Introduction -- Measures of Stress and Strain -- Axially Loaded Bars -- Torsion -- Internal Forces and Moments in Beams -- Stresses in Beams -- States of Stress -- States of Strain and Stress-Strain Relations -- Deflections of Beams -- Buckling of Columns -- Energy Methods -- Criteria for Failure and Fracture -- Appendices.

This revised and updated second edition is designed for the first course in mechanics of materials in mechanical, civil and aerospace engineering, engineering mechanics, and general engineering curricula. It provides a review of statics, covering the topics needed to begin the study of mechanics of materials including free-body diagrams, equilibrium, trusses, frames, centroids, and distributed loads. It presents the foundations and applications of mechanics of materials with emphasis on visual analysis, using sequences of figures to explain concepts and giving detailed explanations of the proper use of free-body diagrams.
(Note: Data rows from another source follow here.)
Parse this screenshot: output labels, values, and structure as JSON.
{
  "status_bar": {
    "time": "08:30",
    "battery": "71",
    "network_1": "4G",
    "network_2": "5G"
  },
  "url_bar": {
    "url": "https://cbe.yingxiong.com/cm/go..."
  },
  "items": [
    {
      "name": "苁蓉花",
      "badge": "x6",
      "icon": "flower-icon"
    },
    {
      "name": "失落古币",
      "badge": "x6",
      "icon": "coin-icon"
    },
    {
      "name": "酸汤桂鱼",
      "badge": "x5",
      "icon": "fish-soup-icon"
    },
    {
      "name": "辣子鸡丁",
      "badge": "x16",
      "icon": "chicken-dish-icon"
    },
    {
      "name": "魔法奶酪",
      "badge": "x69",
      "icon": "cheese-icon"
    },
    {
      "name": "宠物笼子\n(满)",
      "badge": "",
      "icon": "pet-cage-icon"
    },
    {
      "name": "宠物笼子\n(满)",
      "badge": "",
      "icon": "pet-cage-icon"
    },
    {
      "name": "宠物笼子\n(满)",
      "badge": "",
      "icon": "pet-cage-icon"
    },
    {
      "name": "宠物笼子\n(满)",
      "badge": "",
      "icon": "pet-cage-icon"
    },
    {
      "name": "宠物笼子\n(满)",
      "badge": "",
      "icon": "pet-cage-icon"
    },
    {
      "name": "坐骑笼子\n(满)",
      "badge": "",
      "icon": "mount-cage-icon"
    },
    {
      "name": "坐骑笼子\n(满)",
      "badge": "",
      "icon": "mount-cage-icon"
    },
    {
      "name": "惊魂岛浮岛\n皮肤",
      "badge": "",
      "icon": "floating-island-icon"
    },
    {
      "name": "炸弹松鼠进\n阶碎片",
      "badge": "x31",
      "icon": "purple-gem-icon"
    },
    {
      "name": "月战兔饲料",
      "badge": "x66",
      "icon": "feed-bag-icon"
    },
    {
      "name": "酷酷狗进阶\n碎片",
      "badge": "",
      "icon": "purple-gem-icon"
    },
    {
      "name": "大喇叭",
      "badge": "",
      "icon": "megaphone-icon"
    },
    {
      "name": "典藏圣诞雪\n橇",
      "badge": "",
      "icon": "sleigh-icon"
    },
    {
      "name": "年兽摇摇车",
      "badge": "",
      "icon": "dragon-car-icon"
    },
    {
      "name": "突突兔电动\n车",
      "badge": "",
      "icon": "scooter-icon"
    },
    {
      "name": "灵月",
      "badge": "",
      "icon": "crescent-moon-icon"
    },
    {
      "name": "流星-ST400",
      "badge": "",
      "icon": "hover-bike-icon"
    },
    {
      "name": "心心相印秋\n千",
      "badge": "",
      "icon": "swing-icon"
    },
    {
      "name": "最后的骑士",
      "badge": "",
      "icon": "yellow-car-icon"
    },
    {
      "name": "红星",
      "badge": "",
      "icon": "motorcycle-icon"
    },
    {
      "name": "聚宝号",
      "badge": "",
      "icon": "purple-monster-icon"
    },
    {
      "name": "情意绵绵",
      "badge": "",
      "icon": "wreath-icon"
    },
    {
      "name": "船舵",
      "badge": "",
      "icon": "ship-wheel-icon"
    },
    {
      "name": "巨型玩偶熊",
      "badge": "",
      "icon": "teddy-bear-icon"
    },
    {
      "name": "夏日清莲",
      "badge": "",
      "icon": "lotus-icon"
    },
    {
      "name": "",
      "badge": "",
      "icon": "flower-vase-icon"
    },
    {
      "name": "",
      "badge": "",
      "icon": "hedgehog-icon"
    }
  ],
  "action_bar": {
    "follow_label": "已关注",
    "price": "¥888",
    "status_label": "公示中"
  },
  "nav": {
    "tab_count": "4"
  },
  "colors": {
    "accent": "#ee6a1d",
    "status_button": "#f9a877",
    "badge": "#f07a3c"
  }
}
The Cauchy tetrahedron argument is included, which allows determination of the normal and shear stresses on an arbitrary plane for a general state of stress. An optional chapter discusses failure and modern fracture theory, including stress intensity factors and crack growth. Thoroughly classroom tested and enhanced by student and instructor feedback, the book adopts a uniform and systematic approach to problem solving through its strategy, solution, and discussion format in examples. Motivating applications from the various engineering fields, as well as end of chapter problems, are presented throughout the book. Continues emphasis on design including dedicated sections in the chapters on axially-loaded bars, torsion, and stresses in beams, and adds new sections on shear stresses in built-up beams, the moment-area method, and the application of singularity functions; Reinforces concepts with problems following each section and over 1000 figures and tables; Promotes students’ understanding the concept of isotropy in a revised section on stress-strain relations; Emphasizes the importance of visual analysis, particularly through the correct use of free-body diagrams.